A long-time financial journalist, Dan is a veteran of SmartMoney, MarketWatch, CBS MoneyWatch, InvestorPlace and DailyFinance. He has written for The Wall Street Journal, Bloomberg, Consumer Reports, Senior Executive and Boston magazine, and his stories have appeared in the New York Daily News, the San Jose Mercury News and Investor's Business Daily, among other publications. As a senior writer at AOL's DailyFinance, Dan reported market news from the floor of the New York Stock Exchange and hosted a weekly video segment on equities.
Once upon a time – before his days as a financial reporter and assistant financial editor at legendary fashion trade paper Women's Wear Daily – Dan worked for Spy magazine, scribbled away at Time Inc. and contributed to Maxim magazine back when lad mags were a thing. He's also written for Esquire magazine's Dubious Achievements Awards.

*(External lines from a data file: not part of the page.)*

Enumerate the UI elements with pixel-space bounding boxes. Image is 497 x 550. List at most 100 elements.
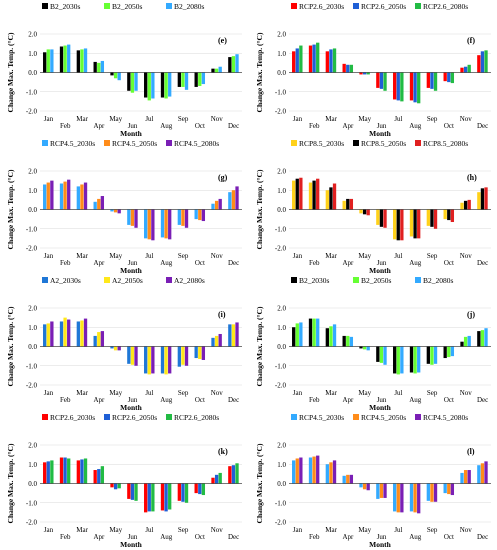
bar [450,483,455,496]
x-tick-label: Nov [460,252,473,260]
bar [93,201,97,210]
x-tick-label: Mar [325,389,337,397]
x-tick-label: Mar [76,252,88,260]
bar [329,49,333,73]
bar [477,465,481,484]
x-tick-label: Aug [160,122,173,130]
bar [147,346,151,375]
bar [43,184,47,210]
legend-entry: RCP8.5_2030s [299,139,344,148]
x-tick-label: May [358,252,371,260]
chart-panel-g: RCP4.5_2030s RCP4.5_2050s RCP4.5_2080s 2.0 1… [6,139,242,275]
y-axis-title: Change Max. Temp. (°C) [255,443,264,523]
legend-entry: RCP2.6_2030s [299,2,344,11]
bar [484,328,488,347]
bar [477,331,481,347]
legend-entry: B2_2050s [112,2,143,11]
legend-swatch [166,3,172,9]
bar [362,483,367,490]
bar [168,72,172,97]
bar [409,346,414,373]
bar [467,64,471,73]
bar [366,483,370,491]
legend-swatch [104,414,110,420]
x-tick-label: Oct [444,259,454,267]
chart-panel-k: RCP2.6_2030s RCP2.6_2050s RCP2.6_2080s 2.0 1… [6,413,242,549]
bar [201,72,206,85]
bar [379,483,384,498]
bar [316,42,320,73]
bar [359,346,363,349]
y-tick-label: -2.0 [275,519,287,527]
legend-swatch [291,414,297,420]
bar [299,177,303,210]
x-tick-label: Oct [444,533,454,541]
bar [413,209,417,239]
legend-entry: RCP4.5_2030s [299,413,344,422]
y-axis-title: Change Max. Temp. (°C) [6,169,15,249]
legend-swatch [42,277,48,283]
bar [218,198,222,210]
bar [417,209,421,239]
legend-entry: A2_2080s [174,276,205,285]
x-tick-label: Sep [427,526,438,534]
bar [460,341,464,347]
y-axis-title: Change Max. Temp. (°C) [6,306,15,386]
y-tick-label: -2.0 [275,245,287,253]
bar [59,46,64,73]
x-axis-title: Month [120,266,142,275]
bar [63,317,67,347]
bar [383,483,387,498]
bar [312,318,316,347]
bar [59,183,64,210]
y-tick-label: -1.0 [275,362,287,370]
y-tick-label: 1.0 [277,461,286,469]
bar [76,321,80,347]
bar [147,72,151,101]
x-tick-label: May [109,389,122,397]
bar [463,470,468,484]
bar [46,323,50,347]
legend-entry: RCP2.6_2050s [361,2,406,11]
bar [463,66,468,73]
bar [393,483,397,512]
bar [46,461,50,484]
bar [181,72,185,87]
bar [43,52,47,73]
y-axis-title: Change Max. Temp. (°C) [255,169,264,249]
bar [443,72,447,82]
bar [127,72,131,91]
legend-entry: RCP4.5_2080s [423,413,468,422]
x-tick-label: Jan [44,115,54,123]
bar [467,199,471,210]
x-tick-label: Jan [44,389,54,397]
bar [214,335,219,347]
legend-swatch [166,277,172,283]
y-tick-label: 2.0 [28,168,37,176]
x-tick-label: Jan [44,252,54,260]
bar [308,318,313,347]
bar [366,209,370,216]
legend-swatch [291,277,297,283]
legend-swatch [166,414,172,420]
bar [100,466,105,484]
bar [93,470,97,484]
bar [396,346,400,375]
bar [100,196,105,210]
x-tick-label: Nov [460,115,473,123]
x-tick-label: Oct [195,533,205,541]
y-tick-label: 0.0 [277,69,286,77]
bar [342,200,346,210]
x-tick-label: Nov [211,389,224,397]
bar [100,60,105,73]
bar [316,178,320,210]
bar [308,45,313,73]
bar [198,346,202,360]
bar [198,72,202,86]
x-tick-label: Jul [145,526,153,534]
bar [400,483,404,513]
bar [346,474,350,484]
bar [164,346,168,375]
bar [164,72,168,99]
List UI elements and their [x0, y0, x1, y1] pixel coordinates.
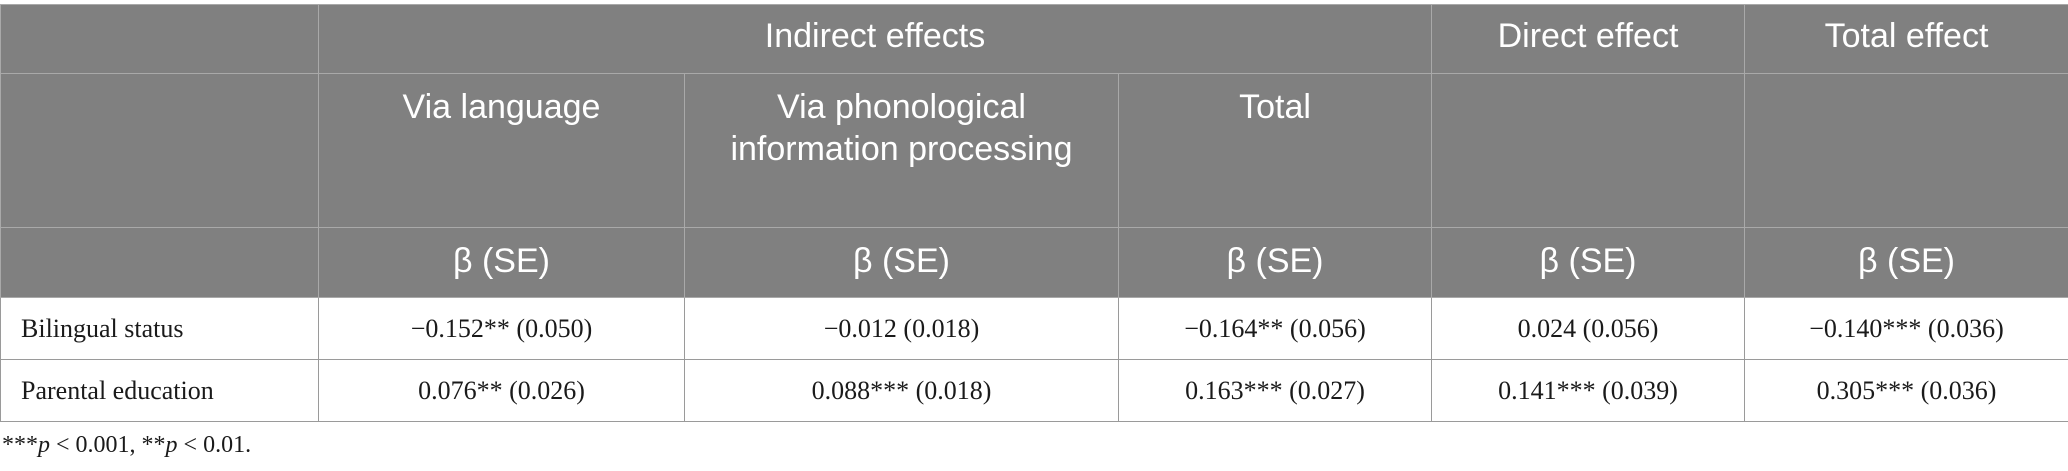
- header-empty-cell: [0, 227, 319, 298]
- cell-direct-effect: 0.024 (0.056): [1431, 297, 1746, 360]
- row-label: Parental education: [0, 359, 319, 422]
- cell-via-phonological: 0.088*** (0.018): [684, 359, 1119, 422]
- header-empty-cell: [1431, 73, 1746, 228]
- footnote-p-symbol: p: [165, 432, 178, 458]
- header-beta-se: β (SE): [318, 227, 685, 298]
- results-table: Indirect effects Direct effect Total eff…: [0, 4, 2068, 422]
- header-via-language: Via language: [318, 73, 685, 228]
- footnote-threshold-2: < 0.01.: [177, 432, 252, 458]
- footnote-p-symbol: p: [38, 432, 50, 458]
- cell-via-phonological: −0.012 (0.018): [684, 297, 1119, 360]
- header-empty-cell: [0, 73, 319, 228]
- header-direct-effect: Direct effect: [1431, 4, 1746, 74]
- footnote-threshold-1: < 0.001, **: [50, 432, 166, 458]
- header-beta-se: β (SE): [684, 227, 1119, 298]
- cell-total-effect: −0.140*** (0.036): [1744, 297, 2068, 360]
- cell-indirect-total: −0.164** (0.056): [1117, 297, 1433, 360]
- table-row: Parental education 0.076** (0.026) 0.088…: [0, 359, 2068, 422]
- header-indirect-total: Total: [1117, 73, 1433, 228]
- header-empty-cell: [0, 4, 319, 74]
- header-via-phonological: Via phonological information processing: [684, 73, 1119, 228]
- header-row-3: β (SE) β (SE) β (SE) β (SE) β (SE): [0, 227, 2068, 298]
- header-empty-cell: [1744, 73, 2068, 228]
- row-label: Bilingual status: [0, 297, 319, 360]
- header-total-effect: Total effect: [1744, 4, 2068, 74]
- header-row-1: Indirect effects Direct effect Total eff…: [0, 4, 2068, 74]
- cell-via-language: 0.076** (0.026): [318, 359, 685, 422]
- table-footnote: ***p < 0.001, **p < 0.01.: [2, 432, 251, 459]
- table-row: Bilingual status −0.152** (0.050) −0.012…: [0, 297, 2068, 360]
- cell-direct-effect: 0.141*** (0.039): [1431, 359, 1746, 422]
- footnote-stars: ***: [2, 432, 38, 458]
- header-row-2: Via language Via phonological informatio…: [0, 73, 2068, 228]
- header-beta-se: β (SE): [1431, 227, 1746, 298]
- cell-via-language: −0.152** (0.050): [318, 297, 685, 360]
- cell-total-effect: 0.305*** (0.036): [1744, 359, 2068, 422]
- cell-indirect-total: 0.163*** (0.027): [1117, 359, 1433, 422]
- header-beta-se: β (SE): [1117, 227, 1433, 298]
- header-beta-se: β (SE): [1744, 227, 2068, 298]
- header-indirect-effects: Indirect effects: [317, 4, 1433, 74]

In his current role at Kiplinger, Dan writes about equities, fixed income, currencies, commodities, funds, macroeconomics, demographics, real estate, cost of living indexes and more.
Dan holds a bachelor's degree from Oberlin College and a master's degree from Columbia University.
Disclosure: Dan does not trade stocks or other securities. Rather, he dollar-cost averages into cheap funds and index funds and holds them forever in tax-advantaged accounts.